A pergunta de um milhão de dólares poderia ser: “por que os direitos fundamentais devem se conformar à dignidade da pessoa humana”? A resposta está em nossa nova obra, lançada recentemente: A laicidade colaborativa brasileira: da aurora da civilização à Constituição brasileira de 1988. O objeto da obra foi o estudo aprofundado, sob o ponto de vista histórico, político e jurídico, da relação entre a igreja e o Estado. Na terceira parte da obra investigamos essa relação no Brasil, desde seus primórdios enquanto colônia de Portugal até a Constituição atual e, necessariamente, passamos pelas origens e importância da dignidade da pessoa humana. Reproduzimos hoje, na coluna, parte desse estudo, que o leitor poderá conferir com mais detalhe nas páginas 230 a 240 de nossa obra.
Dignidade da pessoa humana
Alguns podem pensar que a dicção “pessoa humana” é um pleonasmo; contudo, na verdade, remete às próprias naturezas de Cristo, conforme definido no Concílio de Niceia e reforçado nos concílios posteriores: de que Jesus Cristo, quando caminhou sobre a Terra em sua primeira vinda, possuía a natureza divina, logo, estão presentes a pessoa divina e a natureza humana, então: pessoa humana. É por isso que existem as pessoas divinas, quais sejam: Deus Pai, Deus Filho e Deus Espírito Santo, e as pessoas humanas, representadas por cada pessoa integrante da humanidade. Ademais, partindo do pressuposto de que Deus criou o homem à sua imagem e semelhança, dotando-o de autonomia racional e moral, então temos como consequência lógica que todos os direitos fundamentais e a própria dignidade da pessoa humana decorrem dessa ideia.

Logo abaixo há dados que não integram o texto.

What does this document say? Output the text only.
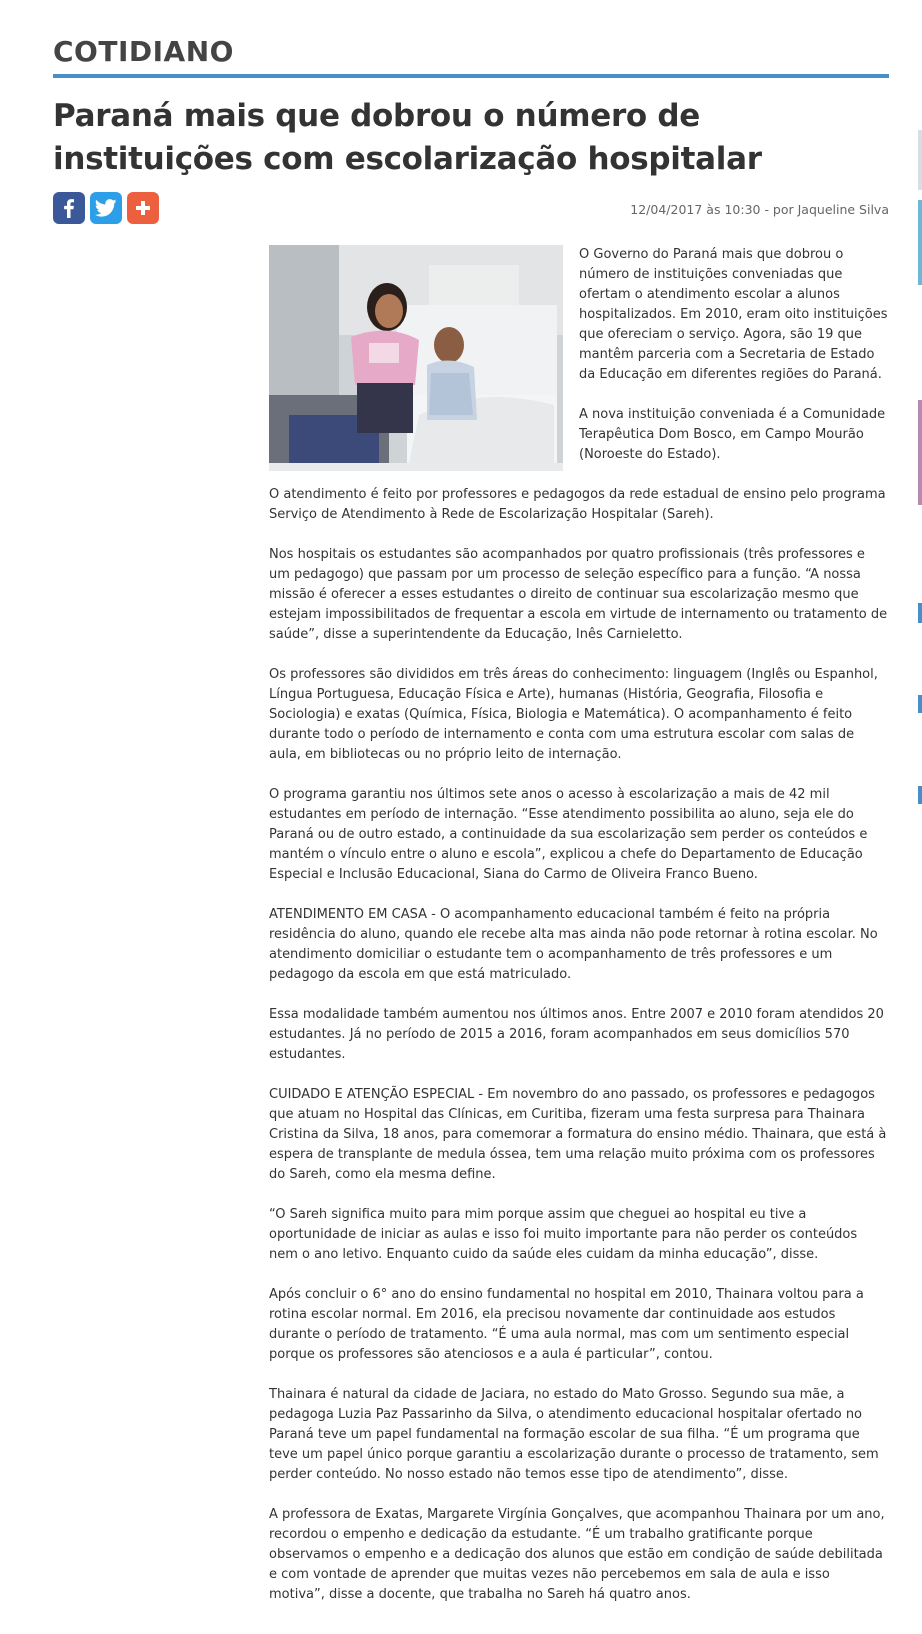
COTIDIANO
Paraná mais que dobrou o número de instituições com escolarização hospitalar
12/04/2017 às 10:30 - por Jaqueline Silva

O Governo do Paraná mais que dobrou o número de instituições conveniadas que ofertam o atendimento escolar a alunos hospitalizados. Em 2010, eram oito instituições que ofereciam o serviço. Agora, são 19 que mantêm parceria com a Secretaria de Estado da Educação em diferentes regiões do Paraná.

A nova instituição conveniada é a Comunidade Terapêutica Dom Bosco, em Campo Mourão (Noroeste do Estado).

O atendimento é feito por professores e pedagogos da rede estadual de ensino pelo programa Serviço de Atendimento à Rede de Escolarização Hospitalar (Sareh).

Nos hospitais os estudantes são acompanhados por quatro profissionais (três professores e um pedagogo) que passam por um processo de seleção específico para a função. “A nossa missão é oferecer a esses estudantes o direito de continuar sua escolarização mesmo que estejam impossibilitados de frequentar a escola em virtude de internamento ou tratamento de saúde”, disse a superintendente da Educação, Inês Carnieletto.

Os professores são divididos em três áreas do conhecimento: linguagem (Inglês ou Espanhol, Língua Portuguesa, Educação Física e Arte), humanas (História, Geografia, Filosofia e Sociologia) e exatas (Química, Física, Biologia e Matemática). O acompanhamento é feito durante todo o período de internamento e conta com uma estrutura escolar com salas de aula, em bibliotecas ou no próprio leito de internação.

O programa garantiu nos últimos sete anos o acesso à escolarização a mais de 42 mil estudantes em período de internação. “Esse atendimento possibilita ao aluno, seja ele do Paraná ou de outro estado, a continuidade da sua escolarização sem perder os conteúdos e mantém o vínculo entre o aluno e escola”, explicou a chefe do Departamento de Educação Especial e Inclusão Educacional, Siana do Carmo de Oliveira Franco Bueno.

ATENDIMENTO EM CASA - O acompanhamento educacional também é feito na própria residência do aluno, quando ele recebe alta mas ainda não pode retornar à rotina escolar. No atendimento domiciliar o estudante tem o acompanhamento de três professores e um pedagogo da escola em que está matriculado.

Essa modalidade também aumentou nos últimos anos. Entre 2007 e 2010 foram atendidos 20 estudantes. Já no período de 2015 a 2016, foram acompanhados em seus domicílios 570 estudantes.

CUIDADO E ATENÇÃO ESPECIAL - Em novembro do ano passado, os professores e pedagogos que atuam no Hospital das Clínicas, em Curitiba, fizeram uma festa surpresa para Thainara Cristina da Silva, 18 anos, para comemorar a formatura do ensino médio. Thainara, que está à espera de transplante de medula óssea, tem uma relação muito próxima com os professores do Sareh, como ela mesma define.

“O Sareh significa muito para mim porque assim que cheguei ao hospital eu tive a oportunidade de iniciar as aulas e isso foi muito importante para não perder os conteúdos nem o ano letivo. Enquanto cuido da saúde eles cuidam da minha educação”, disse.

Após concluir o 6° ano do ensino fundamental no hospital em 2010, Thainara voltou para a rotina escolar normal. Em 2016, ela precisou novamente dar continuidade aos estudos durante o período de tratamento. “É uma aula normal, mas com um sentimento especial porque os professores são atenciosos e a aula é particular”, contou.

Thainara é natural da cidade de Jaciara, no estado do Mato Grosso. Segundo sua mãe, a pedagoga Luzia Paz Passarinho da Silva, o atendimento educacional hospitalar ofertado no Paraná teve um papel fundamental na formação escolar de sua filha. “É um programa que teve um papel único porque garantiu a escolarização durante o processo de tratamento, sem perder conteúdo. No nosso estado não temos esse tipo de atendimento”, disse.

A professora de Exatas, Margarete Virgínia Gonçalves, que acompanhou Thainara por um ano, recordou o empenho e dedicação da estudante. “É um trabalho gratificante porque observamos o empenho e a dedicação dos alunos que estão em condição de saúde debilitada e com vontade de aprender que muitas vezes não percebemos em sala de aula e isso motiva”, disse a docente, que trabalha no Sareh há quatro anos.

O valor do ser humano advém de seu valor interno, visto que possui um fim nele mesmo, e esse valor interno chamamos de dignidade da pessoa humana, o terceiro fundamento da República brasileira, da qual decorrem todas as liberdades civis fundamentais e políticas. É porque o homem possui esse valor interno que tem direito às liberdades civis fundamentais, às liberdades políticas e aos direitos sociais. Paulo Bonavides, citado por Sarlet, ensina que a dignidade da pessoa humana é o “princípio supremo no trono da hierarquia das normas; esse princípio não deve ser outro senão aquele em que todos os ângulos éticos da personalidade se acham consubstanciados”. Vejamos o que ensina Kant: “No reino dos fins, tudo tem ou um preço ou uma dignidade. Quando uma coisa tem preço, pode ser substituída por algo equivalente; por outro lado, a coisa que se acha acima de todo preço, e por isso não admite qualquer equivalência, compreende uma dignidade. [...] o que se faz condição para alguma coisa que seja fim em si mesma, isso não tem simplesmente valor relativo ou preço, mas um valor interno, e isso quer dizer dignidade (Fundamentação da metafísica dos costumes e outros escritos)”.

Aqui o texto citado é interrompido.